Moments later, my phone rang. The boy had made his way downstairs to his father hoping for a different answer. My darling partner of nearly 20 years called to see what I thought about lifting the sentence a little early. I sat in silence as he questioned our reasonning and made what he saw as a rational argument. He ended with, “...but whatever you decide I will support.”
“Excellent. No. I’m writing. I have to go. Love you.” It’s worth noting that he did wait until the boy left the room before calling to question our parenting solidarity. As is so often the case, were it not for “Mommy, killer of Joy” the house would have been quieter but our children would think it’s ok to act like assholes.
The boy retreated to his bedroom where behind closed door he wailed, “Why do you love EVERYONE more than me?!? Why are you so mean to me?! Why do you treat me like garbage?! You don’t let me do anything! ANYTHING!” All while sifting through a mountain of Lego pieces and loudly clicking them into place. His gift for multi-tasking misery and creativity is unmatched.
With three children there is at least one person angry, or on the verge of hating me at all times. I would like to say that in the face of this cavalcade of prepubescent emotions, confidence and equanimity are areas of strength for me. I would also like to say I have $1,000,000 but that wouldn’t be true either. Parenting feels as I imagine tightrope walking must. With every breath you are just one moment from going over. No matter how well you think you are doing all it takes is a gust of wind, a distraction, or a “come inside and do your homework” for this delicate undertaking to disintegrate into a bloodbath of assassinated joy with Mommy behind the trigger.
When I began this motherhood journey I imagined a gauzy utopia filled with smells of the ocean, fresh baked bread, and clean laundry. I would wear flowing white dresses and be encircled by perpetually smiling, well adjusted children. Our days would be a mix of peaceful music, reading, and toys made only of blonde wood to stimulate the imagination.

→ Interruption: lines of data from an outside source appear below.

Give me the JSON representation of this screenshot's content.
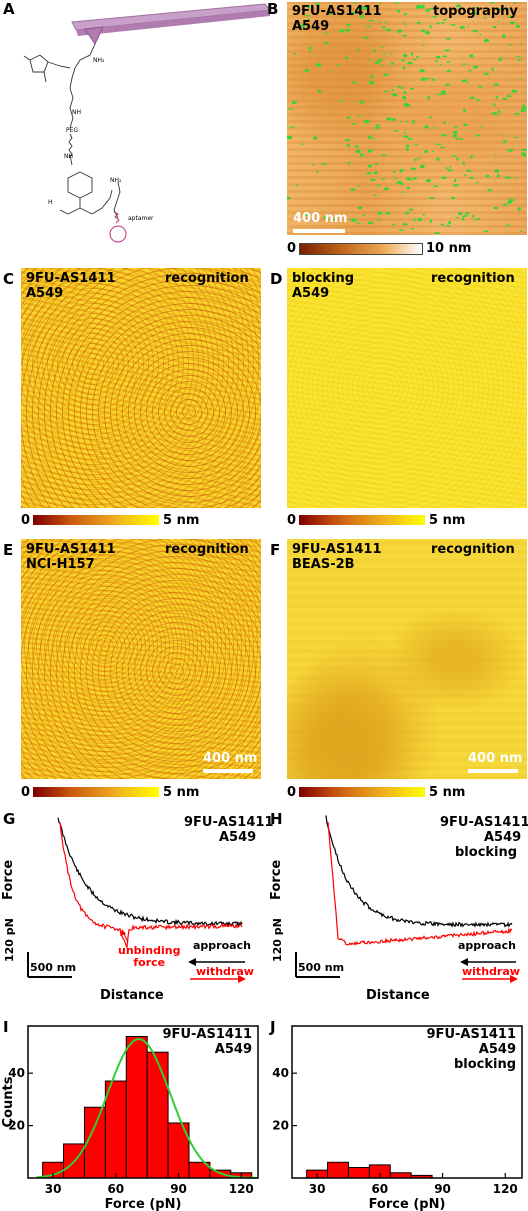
{
  "panelA": {
    "letter": "A",
    "labels": {
      "nh2_top": "NH₂",
      "nh": "NH",
      "peg": "PEG",
      "nh2": "NH",
      "h": "H",
      "nh2_link": "NH₂",
      "aptamer": "aptamer"
    }
  },
  "panelB": {
    "letter": "B",
    "title1": "9FU-AS1411",
    "title2": "A549",
    "mode": "topography",
    "scalebar": "400 nm",
    "cb_min": "0",
    "cb_max": "10 nm"
  },
  "panelC": {
    "letter": "C",
    "title1": "9FU-AS1411",
    "title2": "A549",
    "mode": "recognition",
    "cb_min": "0",
    "cb_max": "5 nm"
  },
  "panelD": {
    "letter": "D",
    "title1": "blocking",
    "title2": "A549",
    "mode": "recognition",
    "cb_min": "0",
    "cb_max": "5 nm"
  },
  "panelE": {
    "letter": "E",
    "title1": "9FU-AS1411",
    "title2": "NCI-H157",
    "mode": "recognition",
    "scalebar": "400 nm",
    "cb_min": "0",
    "cb_max": "5 nm"
  },
  "panelF": {
    "letter": "F",
    "title1": "9FU-AS1411",
    "title2": "BEAS-2B",
    "mode": "recognition",
    "scalebar": "400 nm",
    "cb_min": "0",
    "cb_max": "5 nm"
  },
  "panelG": {
    "letter": "G",
    "title1": "9FU-AS1411",
    "title2": "A549",
    "ylabel": "Force",
    "xlabel": "Distance",
    "force_scale": "120 pN",
    "dist_scale": "500 nm",
    "annotation": "unbinding\nforce",
    "approach": "approach",
    "withdraw": "withdraw"
  },
  "panelH": {
    "letter": "H",
    "title1": "9FU-AS1411",
    "title2": "A549",
    "title3": "blocking",
    "ylabel": "Force",
    "xlabel": "Distance",
    "force_scale": "120 pN",
    "dist_scale": "500 nm",
    "approach": "approach",
    "withdraw": "withdraw"
  },
  "colors": {
    "approach": "#000000",
    "withdraw": "#ff0000",
    "bar": "#ff0000",
    "gauss": "#33cc33"
  },
  "chart_data": [
    {
      "panel": "I",
      "type": "bar",
      "title": "9FU-AS1411\nA549",
      "xlabel": "Force (pN)",
      "ylabel": "Counts",
      "bin_edges": [
        25,
        35,
        45,
        55,
        65,
        75,
        85,
        95,
        105,
        115,
        125
      ],
      "values": [
        6,
        13,
        27,
        37,
        54,
        48,
        21,
        6,
        3,
        2
      ],
      "fit": {
        "type": "gaussian",
        "mean": 71,
        "sigma": 15,
        "amplitude": 53
      },
      "xticks": [
        30,
        60,
        90,
        120
      ],
      "yticks": [
        20,
        40
      ],
      "xlim": [
        18,
        128
      ],
      "ylim": [
        0,
        58
      ]
    },
    {
      "panel": "J",
      "type": "bar",
      "title": "9FU-AS1411\nA549\nblocking",
      "xlabel": "Force (pN)",
      "ylabel": "",
      "bin_edges": [
        25,
        35,
        45,
        55,
        65,
        75,
        85,
        95,
        105,
        115,
        125
      ],
      "values": [
        3,
        6,
        4,
        5,
        2,
        1,
        0,
        0,
        0,
        0
      ],
      "xticks": [
        30,
        60,
        90,
        120
      ],
      "yticks": [
        20,
        40
      ],
      "xlim": [
        18,
        128
      ],
      "ylim": [
        0,
        58
      ]
    }
  ]
}
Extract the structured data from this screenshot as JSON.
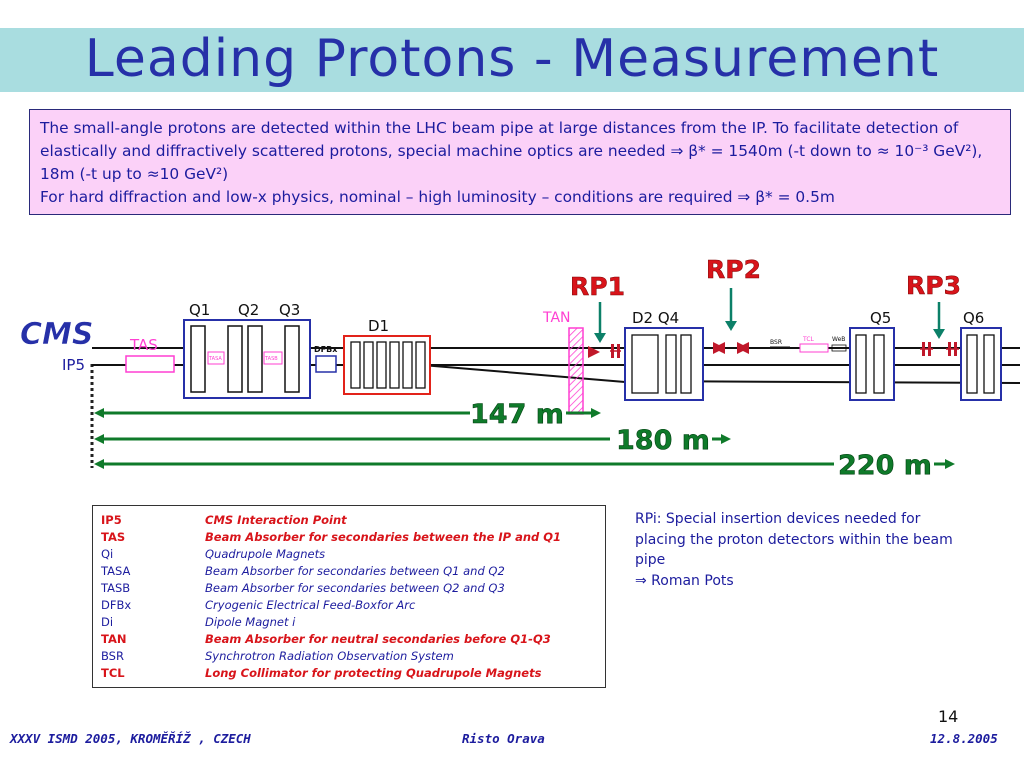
{
  "slide": {
    "title": "Leading Protons - Measurement",
    "intro": {
      "line1": "The small-angle protons are detected within the LHC beam pipe at large distances from the IP. To facilitate detection of elastically and diffractively scattered protons, special machine optics are needed ⇒ β* = 1540m (-t down to ≈ 10⁻³ GeV²), 18m (-t up to ≈10 GeV²)",
      "line2": "For hard diffraction and low-x physics, nominal – high luminosity – conditions are required ⇒ β* = 0.5m"
    },
    "page_number": "14",
    "footer": {
      "left": "XXXV ISMD 2005, KROMĚŘÍŽ , CZECH",
      "center": "Risto Orava",
      "right": "12.8.2005"
    }
  },
  "diagram": {
    "labels": {
      "cms": "CMS",
      "ip5": "IP5",
      "rp1": "RP1",
      "rp2": "RP2",
      "rp3": "RP3",
      "tan": "TAN",
      "tas": "TAS",
      "tasa": "TASA",
      "tasb": "TASB",
      "dfbx": "DFBx",
      "bsr": "BSR",
      "tcl": "TCL",
      "web": "WeB",
      "q1": "Q1",
      "q2": "Q2",
      "q3": "Q3",
      "d1": "D1",
      "d2q4": "D2 Q4",
      "q5": "Q5",
      "q6": "Q6"
    },
    "distances": {
      "d147": "147 m",
      "d180": "180 m",
      "d220": "220 m"
    },
    "colors": {
      "label_blue": "#1c1c9e",
      "rp_red": "#d8141a",
      "arrow_teal": "#0c8068",
      "tan_magenta": "#ff3fd2",
      "dist_green": "#0f7a2a",
      "element_outline": "#2630a8"
    }
  },
  "legend": [
    {
      "term": "IP5",
      "desc": "CMS Interaction Point",
      "highlight": true
    },
    {
      "term": "TAS",
      "desc": "Beam Absorber for secondaries between the IP and Q1",
      "highlight": true
    },
    {
      "term": "Qi",
      "desc": "Quadrupole Magnets",
      "highlight": false
    },
    {
      "term": "TASA",
      "desc": "Beam Absorber for secondaries between Q1 and Q2",
      "highlight": false
    },
    {
      "term": "TASB",
      "desc": "Beam Absorber for secondaries between Q2 and Q3",
      "highlight": false
    },
    {
      "term": "DFBx",
      "desc": "Cryogenic Electrical Feed-Boxfor Arc",
      "highlight": false
    },
    {
      "term": "Di",
      "desc": "Dipole Magnet i",
      "highlight": false
    },
    {
      "term": "TAN",
      "desc": "Beam Absorber for neutral secondaries before Q1-Q3",
      "highlight": true
    },
    {
      "term": "BSR",
      "desc": "Synchrotron Radiation Observation System",
      "highlight": false
    },
    {
      "term": "TCL",
      "desc": "Long Collimator for protecting Quadrupole Magnets",
      "highlight": true
    }
  ],
  "rp_note": {
    "line1": "RPi: Special insertion devices needed for placing the proton detectors within the beam pipe",
    "line2": "⇒ Roman Pots"
  }
}
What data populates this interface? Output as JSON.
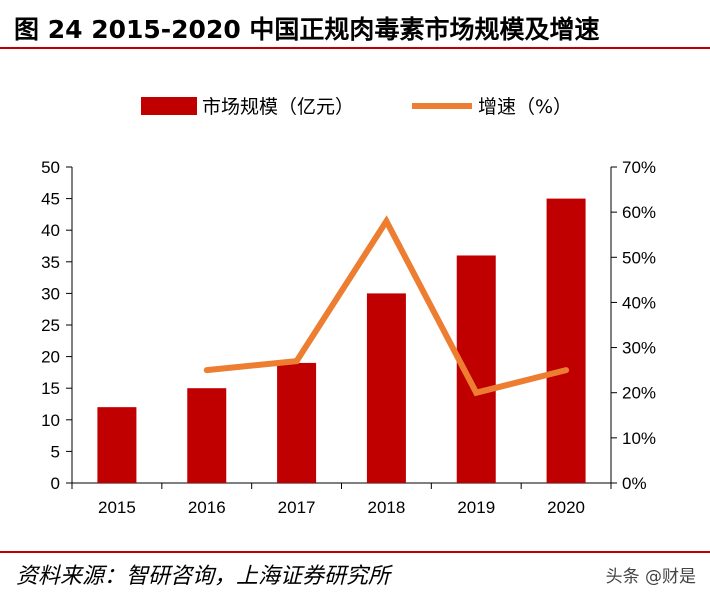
{
  "figure": {
    "title": "图 24 2015-2020 中国正规肉毒素市场规模及增速",
    "source": "资料来源：智研咨询，上海证券研究所",
    "watermark": "头条 @财是"
  },
  "chart_data": {
    "type": "bar",
    "categories": [
      "2015",
      "2016",
      "2017",
      "2018",
      "2019",
      "2020"
    ],
    "series": [
      {
        "name": "市场规模（亿元）",
        "type": "bar",
        "axis": "left",
        "values": [
          12,
          15,
          19,
          30,
          36,
          45
        ],
        "color": "#c00000"
      },
      {
        "name": "增速（%）",
        "type": "line",
        "axis": "right",
        "values": [
          null,
          25,
          27,
          58,
          20,
          25
        ],
        "color": "#ed7d31"
      }
    ],
    "y_left": {
      "lim": [
        0,
        50
      ],
      "ticks": [
        "0",
        "5",
        "10",
        "15",
        "20",
        "25",
        "30",
        "35",
        "40",
        "45",
        "50"
      ]
    },
    "y_right": {
      "lim": [
        0,
        70
      ],
      "ticks": [
        "0%",
        "10%",
        "20%",
        "30%",
        "40%",
        "50%",
        "60%",
        "70%"
      ]
    },
    "legend_position": "top-center",
    "grid": false
  }
}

Nearly 15 years into this I’m getting more comfortable with my role as the joy killer. I am also the party planner, the sleepover inviter, and the purveyor of pets. The boy did not die from losing the internet for the weekend. One day when his boss tells him something he doesn’t want to hear and he does not devolve into a puddle of tears and rage it’s unlikely that he will think I can handle this disappointment because my mother didn’t let me get away with acting like a psychopath when I was a kid, but as long as he isn’t 40 and living in my basement I guess I’ll live with that. I don’t have the slightest idea how to do this thing but I do know that they still want to tell me their stories, sing me their songs, and hug me before bed.